Официантка принесла еще три пива, прибрала за столом и унесла пустые бокалы. Из еды остались только сырные палочки и блины с икрой, которые все трое, как выяснилось, уплетали впервые в жизни и с большим удовольствием. Девушки розовели в пламени свечки, двоились и улыбались, язычок пламени мерцал в зрачках, порхал по губам, а в мочки ушей пламя стекало янтарными каплями, до которых, казалось, дотронешься, а они прольются. Пиво работало безотказно, доброе пиво, и не хотелось думать о доме, оккупированном Илоной, доме, где их разорвет на здешних и пришлых, будни и праздники, жизнь и мечту, — в свете пламени, на лету золотящем Дусин локон, все это казалось грубой, приблизительной, несправедливой неправдой, примитивности которой — Акимов чувствовал — нечего было противопоставить. «Ты сам во всем виноват, — говорил он себе, поражаясь изощренной мстительности судьбы: неправедность его отношений с Илоной настигла и ужалила в самый неподходящий момент. — Ты сам — источник своих страданий, так что люби их, как самого себя». Легкое отчаяние гуляло в нем как сто граммов водки, пропущенных поверх пива: коктейль чувств, ерш переживаний с мятным привкусом трогательной, прощальной нежности. Они хорошо сидели в пламенеющем круге света. В лодке, плывущей по темным водам времени, монотонно хлюпающего в днище, с искорками мальков-секунд и минут-рыбешек, с подводными созвездиями часов.

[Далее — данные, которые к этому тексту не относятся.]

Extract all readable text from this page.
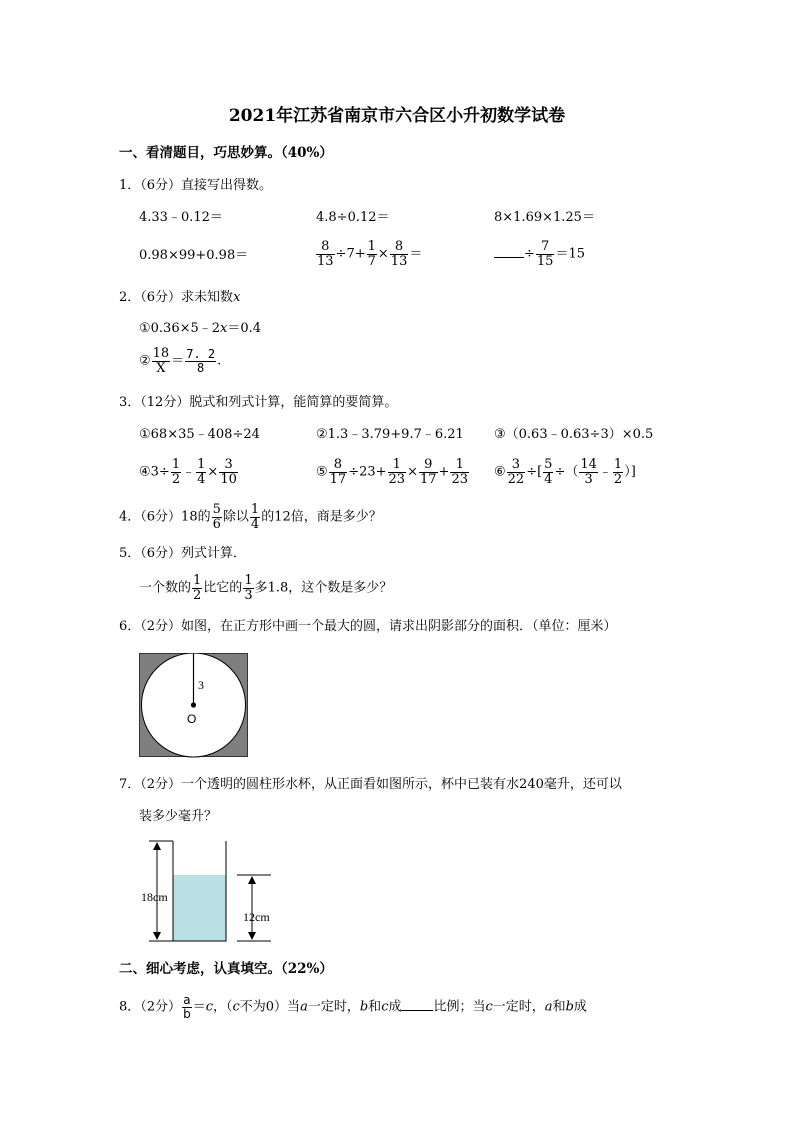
2021年江苏省南京市六合区小升初数学试卷
一、看清题目，巧思妙算。（40%）
1．（6分）直接写出得数。
4.33﹣0.12＝	4.8÷0.12＝	8×1.69×1.25＝
0.98×99+0.98＝	$\frac{8}{13} \div 7+ \frac{1}{7} \times \frac{8}{13}$ ＝	÷ $\frac{7}{15} =15$
2．（6分）求未知数x
①0.36×5﹣2x＝0.4
② $\frac{18}{X} = \frac{7. 2}{8}$ .
3．（12分）脱式和列式计算，能简算的要简算。
①68×35﹣408÷24	②1.3﹣3.79+9.7﹣6.21 ③（0.63﹣0.63÷3）×0.5
④3÷ $\frac{1}{2}$ ﹣ $\frac{1}{4} \times \frac{3}{10}$	⑤ $\frac{8}{17} \div 23+ \frac{1}{23} \times \frac{9}{17} + \frac{1}{23}$ ⑥ $\frac{3}{22}$ ÷[ $\frac{5}{4}$ ÷（ $\frac{14}{3}$ ﹣ $\frac{1}{2}$ ）]
4．（6分）18的 $\frac{5}{6}$ 除以 $\frac{1}{4}$ 的12倍，商是多少？
5．（6分）列式计算．
一个数的 $\frac{1}{2}$ 比它的 $\frac{1}{3}$ 多1.8，这个数是多少？
6．（2分）如图，在正方形中画一个最大的圆，请求出阴影部分的面积．（单位：厘米）
3
O
7．（2分）一个透明的圆柱形水杯，从正面看如图所示，杯中已装有水240毫升，还可以
装多少毫升？
18cm
12cm
二、细心考虑，认真填空。（22%）
8．（2分） $\frac{a}{b} =c$，（c不为0）当a一定时，b和c成 比例；当c一定时，a和b成
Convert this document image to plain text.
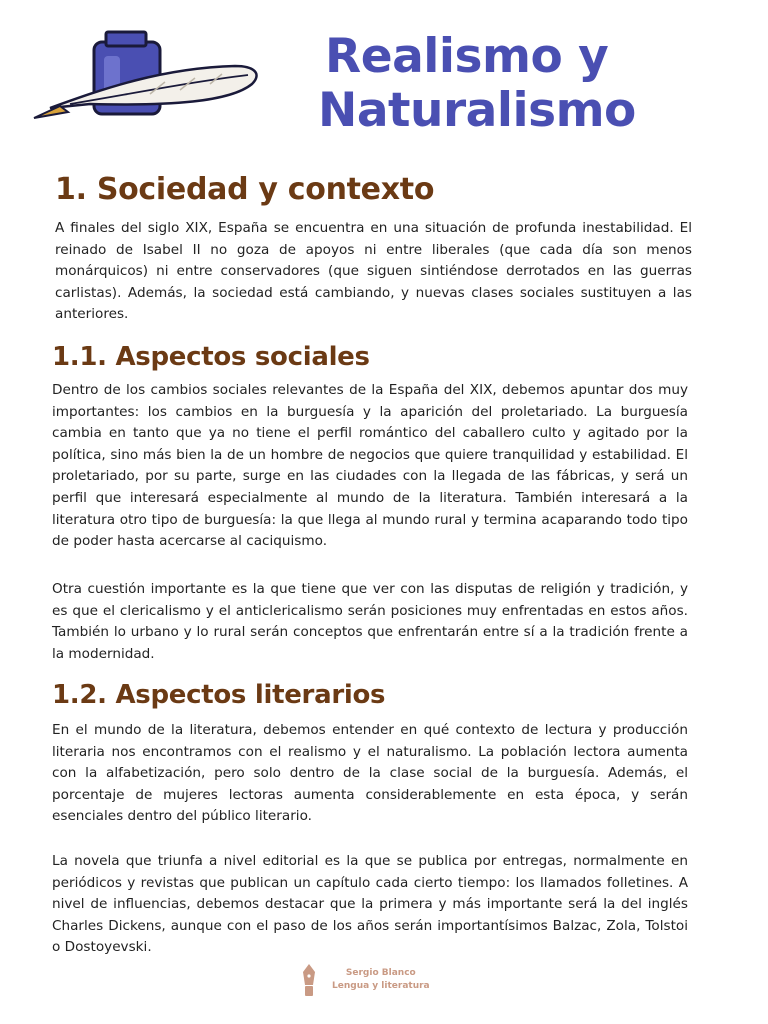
Realismo y
Naturalismo
1. Sociedad y contexto

A finales del siglo XIX, España se encuentra en una situación de profunda inestabilidad. El reinado de Isabel II no goza de apoyos ni entre liberales (que cada día son menos monárquicos) ni entre conservadores (que siguen sintiéndose derrotados en las guerras carlistas). Además, la sociedad está cambiando, y nuevas clases sociales sustituyen a las anteriores.

1.1. Aspectos sociales

Dentro de los cambios sociales relevantes de la España del XIX, debemos apuntar dos muy importantes: los cambios en la burguesía y la aparición del proletariado. La burguesía cambia en tanto que ya no tiene el perfil romántico del caballero culto y agitado por la política, sino más bien la de un hombre de negocios que quiere tranquilidad y estabilidad. El proletariado, por su parte, surge en las ciudades con la llegada de las fábricas, y será un perfil que interesará especialmente al mundo de la literatura. También interesará a la literatura otro tipo de burguesía: la que llega al mundo rural y termina acaparando todo tipo de poder hasta acercarse al caciquismo.

Otra cuestión importante es la que tiene que ver con las disputas de religión y tradición, y es que el clericalismo y el anticlericalismo serán posiciones muy enfrentadas en estos años. También lo urbano y lo rural serán conceptos que enfrentarán entre sí a la tradición frente a la modernidad.

1.2. Aspectos literarios

En el mundo de la literatura, debemos entender en qué contexto de lectura y producción literaria nos encontramos con el realismo y el naturalismo. La población lectora aumenta con la alfabetización, pero solo dentro de la clase social de la burguesía. Además, el porcentaje de mujeres lectoras aumenta considerablemente en esta época, y serán esenciales dentro del público literario.

La novela que triunfa a nivel editorial es la que se publica por entregas, normalmente en periódicos y revistas que publican un capítulo cada cierto tiempo: los llamados folletines. A nivel de influencias, debemos destacar que la primera y más importante será la del inglés Charles Dickens, aunque con el paso de los años serán importantísimos Balzac, Zola, Tolstoi o Dostoyevski.

Sergio Blanco
Lengua y literatura
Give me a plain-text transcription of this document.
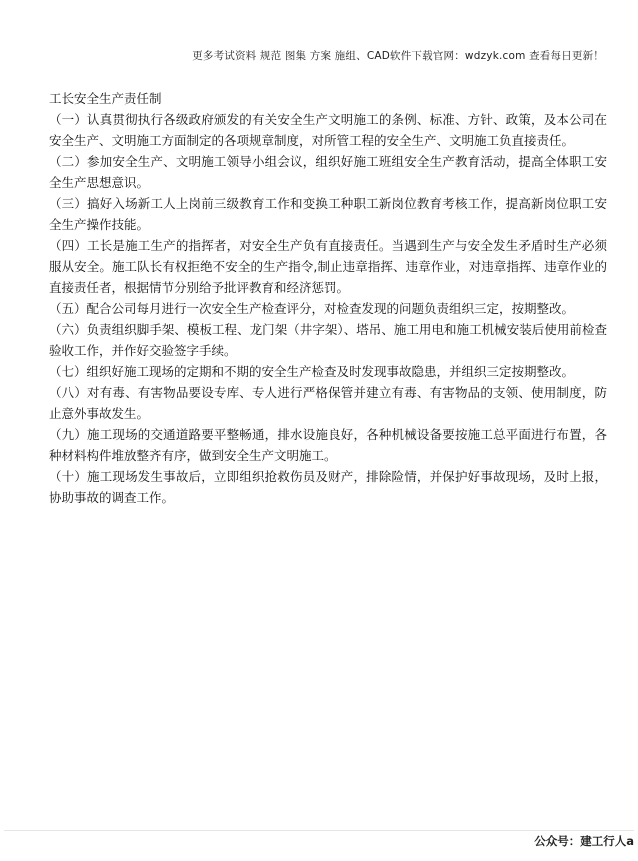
更多考试资料 规范 图集 方案 施组、CAD软件下载官网：wdzyk.com 查看每日更新！

工长安全生产责任制

（一）认真贯彻执行各级政府颁发的有关安全生产文明施工的条例、标准、方针、政策，及本公司在安全生产、文明施工方面制定的各项规章制度，对所管工程的安全生产、文明施工负直接责任。

（二）参加安全生产、文明施工领导小组会议，组织好施工班组安全生产教育活动，提高全体职工安全生产思想意识。

（三）搞好入场新工人上岗前三级教育工作和变换工种职工新岗位教育考核工作，提高新岗位职工安全生产操作技能。

（四）工长是施工生产的指挥者，对安全生产负有直接责任。当遇到生产与安全发生矛盾时生产必须服从安全。施工队长有权拒绝不安全的生产指令,制止违章指挥、违章作业，对违章指挥、违章作业的直接责任者，根据情节分别给予批评教育和经济惩罚。

（五）配合公司每月进行一次安全生产检查评分，对检查发现的问题负责组织三定，按期整改。

（六）负责组织脚手架、模板工程、龙门架（井字架）、塔吊、施工用电和施工机械安装后使用前检查验收工作，并作好交验签字手续。

（七）组织好施工现场的定期和不期的安全生产检查及时发现事故隐患，并组织三定按期整改。

（八）对有毒、有害物品要设专库、专人进行严格保管并建立有毒、有害物品的支领、使用制度，防止意外事故发生。

（九）施工现场的交通道路要平整畅通，排水设施良好，各种机械设备要按施工总平面进行布置，各种材料构件堆放整齐有序，做到安全生产文明施工。

（十）施工现场发生事故后，立即组织抢救伤员及财产，排除险情，并保护好事故现场，及时上报，协助事故的调查工作。

公众号：建工行人a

— Поделимся? — предложила Таня, указывая на полный Дусин бокал.

— Допивайте, — разрешила Дуся. — Я, кажется, накушалась вашим пивом. Оно сытное, как еда.

Таня по-честному поделилась с Акимовым и приподняла бокал.

— Вкусно кончить, — напомнила Дуся под руку, Таня вздрогнула и едва не выплеснула пиво на стол.

— Новый тост родился!

— Да ну его, — сказал Акимов. — Оставьте местечковым барышням. У меня другой тост.

— Хорошо, — согласилась Таня, — говори свой тост. А этот мы увезем в Москву. Заверните, пожалуйста.

— Один мой приятель… — начал Акимов, когда девушки соизволили успокоиться. — Это любимый тост моего приятеля, замечательного умницы, подававшего большие надежды как поэт еще в те годы, когда все мы были слепоглухонемыми кутятами. Он говорил его в начале крутого, долгоиграющего загула, когда стол еще не заляпан и сверкают ряды бутылок, нарядные, как шеренги кавалергардов перед атакой — хорошо говорю, а? — и народ за столом еще свеж, но уже ангажирован. Говорил после второго, примерно так, бокала шампанского — за минуту до коньяка, за двадцать до водки, за десять часов до похмельных молоточков в мозгу. Не разбег, не полет занимали его, а именно момент отрыва от взлетно-посадочной полосы — очень тонкий, надо сказать, момент: не гульба-пальба, а скольжение в нее и взлет, радикальный отрыв от предшествующих застолью обстоятельств — вот оно, самое восхитительное мгновенье праздника.